Cuando sumas años, triples y cuadrangulares siguiendo, en las buenas y en las malas, a un equipo, sea cuál sea el deporte, batallador de verdad, convertido hacia adentro en toda una familia, sin perjuicios ni prejuicios generacionales y además modesto...
Cuando esa, tu selección preferida, ha marcado historia dentro del territorio donde vives o donde viviste, y la sigue marcando fuera de él, aunque dentro de los límites de la nación, e incluso ha representado al país con tremenda dignidad, más allá de sus fronteras…
Cuando ese equipo cala hondo, afición adentro, no solo en su terruño sino también entre admiradores que tienen, siguen y adoran a sus respectivos conjuntos…
Cuando suceden esas y muchas cosas reales, buenas, estimulantes, tu equipo nunca pierde, siempre gana, siempre termina airoso, vencedor. Y el revés no es tal.
Se aprende que la confianza no siempre es buena consejera, que el rigor en el entrenamiento no es capricho, que un error puede doler más que una fractura y educar más que una conferencia magistral; que a familiares, amigos y aficionados se les entrega siempre lo mejor.

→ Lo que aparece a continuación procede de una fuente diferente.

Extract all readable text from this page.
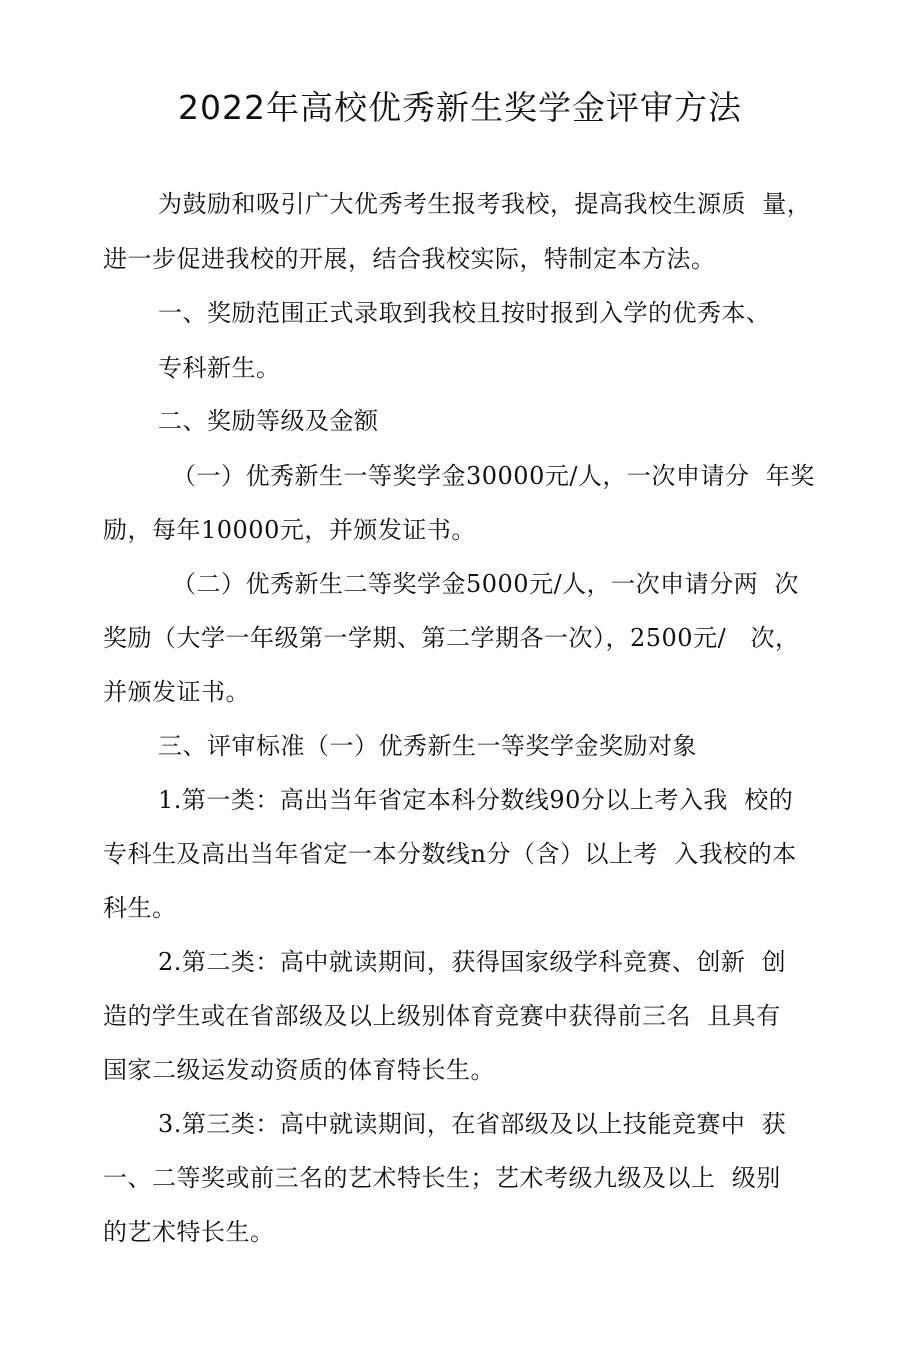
2022年高校优秀新生奖学金评审方法
为鼓励和吸引广大优秀考生报考我校，提高我校生源质  量，
进一步促进我校的开展，结合我校实际，特制定本方法。
一、奖励范围正式录取到我校且按时报到入学的优秀本、
专科新生。
二、奖励等级及金额
（一）优秀新生一等奖学金30000元/人，一次申请分  年奖
励，每年10000元，并颁发证书。
（二）优秀新生二等奖学金5000元/人，一次申请分两  次
奖励（大学一年级第一学期、第二学期各一次），2500元/   次，
并颁发证书。
三、评审标准（一）优秀新生一等奖学金奖励对象
1.第一类：高出当年省定本科分数线90分以上考入我  校的
专科生及高出当年省定一本分数线n分（含）以上考  入我校的本
科生。
2.第二类：高中就读期间，获得国家级学科竞赛、创新  创
造的学生或在省部级及以上级别体育竞赛中获得前三名  且具有
国家二级运发动资质的体育特长生。
3.第三类：高中就读期间，在省部级及以上技能竞赛中  获
一、二等奖或前三名的艺术特长生；艺术考级九级及以上  级别
的艺术特长生。
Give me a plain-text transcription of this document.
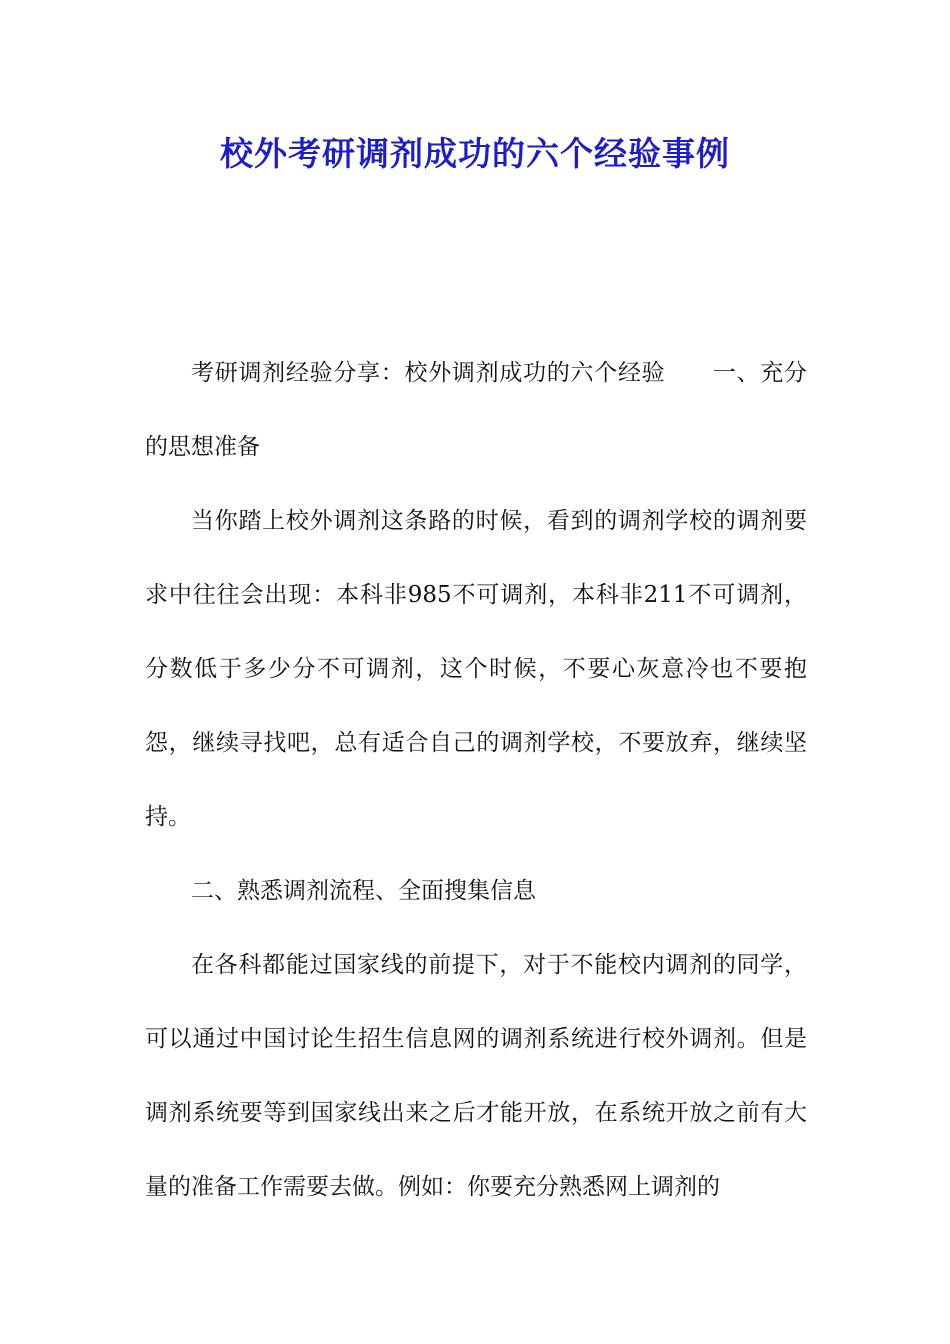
校外考研调剂成功的六个经验事例

考研调剂经验分享：校外调剂成功的六个经验　　一、充分的思想准备

当你踏上校外调剂这条路的时候，看到的调剂学校的调剂要求中往往会出现：本科非985不可调剂，本科非211不可调剂，分数低于多少分不可调剂，这个时候，不要心灰意冷也不要抱怨，继续寻找吧，总有适合自己的调剂学校，不要放弃，继续坚持。

二、熟悉调剂流程、全面搜集信息

在各科都能过国家线的前提下，对于不能校内调剂的同学，可以通过中国讨论生招生信息网的调剂系统进行校外调剂。但是调剂系统要等到国家线出来之后才能开放，在系统开放之前有大量的准备工作需要去做。例如：你要充分熟悉网上调剂的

Y se gana, de manera absoluta, en la convicción de que también otros tienen derecho a ganar, que los estadios e instalaciones deportivas jamás cierran sus brazos, que la vida no se detiene y mucho menos ese deporte que te da vida.
Ganas en experiencia y, sobre todo, ganas en la seguridad de que el mundo no termina hoy, y que mañana mismo puedes convertir el revés en victoria.
Por ahí debe andar el punto de vista leñador, luego de ser desplazado de la cima del beisbol cubano por unos Tigres que rugieron en grande.